The first I did was find out what the 19​th​ amendment actually entitled people to, which is
when I confirmed that the political playing field was equal in that every U.S. citizen was granted
the right to vote, regardless of sex. This led me to wonder if there was any empirical data to
show the effect of the 19​th​ amendment, so I viewed the results from the presidential election of
1920. Since the population of eligible voters had doubled since the previous presidential election,
there should’ve been a spike in voter turnout with half of the voters being women. Interestingly,
that wasn’t the case. My project idea was to find out why men and women weren’t evenly
represented in voting results and how women overcame the barriers that prevented them from
doing so.
While I was reading the Wikipedia page on the 19​th​ amendment, I found a very
interesting book in the references by J. Kevin Corder, titled “Counting Women’s Ballots.” This
book presented me with a multitude of barriers: race, literacy tests, and poll taxes. Poll taxes
interested me because it was something I had never heard of before. I quickly discovered that
poll taxes hindered African Americans in addition to restricting women’s right to vote. From
there, I wanted to find out how poll taxes were abolished because I had never heard of them,
which means that they had to have been abolished at some point. I discovered, in Encyclopedia
Virginia, that the 24​th​ amendment (ratified in 1964) and the supreme court case Harper v.
Virginia Board of Elections (1966). From this point, I searched for the origins of poll taxes.

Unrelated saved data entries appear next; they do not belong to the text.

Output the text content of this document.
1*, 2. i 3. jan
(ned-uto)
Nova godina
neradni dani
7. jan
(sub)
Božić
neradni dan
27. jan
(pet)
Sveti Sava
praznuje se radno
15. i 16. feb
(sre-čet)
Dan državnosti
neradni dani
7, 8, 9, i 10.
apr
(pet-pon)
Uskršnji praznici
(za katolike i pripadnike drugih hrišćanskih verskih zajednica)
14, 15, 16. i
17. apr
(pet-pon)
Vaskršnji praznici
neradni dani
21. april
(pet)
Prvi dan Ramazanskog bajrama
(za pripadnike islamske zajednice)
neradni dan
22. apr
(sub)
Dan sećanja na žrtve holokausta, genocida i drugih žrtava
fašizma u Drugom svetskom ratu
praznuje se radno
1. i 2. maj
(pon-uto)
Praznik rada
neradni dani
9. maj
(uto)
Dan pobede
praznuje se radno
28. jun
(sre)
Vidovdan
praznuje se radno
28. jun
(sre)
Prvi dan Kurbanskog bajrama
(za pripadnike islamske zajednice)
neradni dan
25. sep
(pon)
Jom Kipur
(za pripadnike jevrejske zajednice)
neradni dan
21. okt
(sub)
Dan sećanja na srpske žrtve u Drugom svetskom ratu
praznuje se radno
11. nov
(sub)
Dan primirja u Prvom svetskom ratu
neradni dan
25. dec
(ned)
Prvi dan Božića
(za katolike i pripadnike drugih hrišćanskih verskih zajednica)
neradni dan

Luckily, I found a thesis by Conley Lee Edwards, titled “A Political History of the Poll
Tax in Virginia, 1900-1950” that contextualizes the origins of poll taxes and how they were
fought. Most of my research stemmed from this thesis. From the thesis, I used Chronicling
America, Gale Virtual Reference Library, JSTOR,​ a​ nd other sources to conduct more in-depth
research.
To summarize, poll taxes were initially established in the late 19​th​ century to combat the
African American vote, but they also unintentionally stymied women’s ability to vote. Poll taxes
were used primarily in the south because that was where the highest concentration of African
Americans resided. The turn out of women voters didn’t equal that of men for several decades.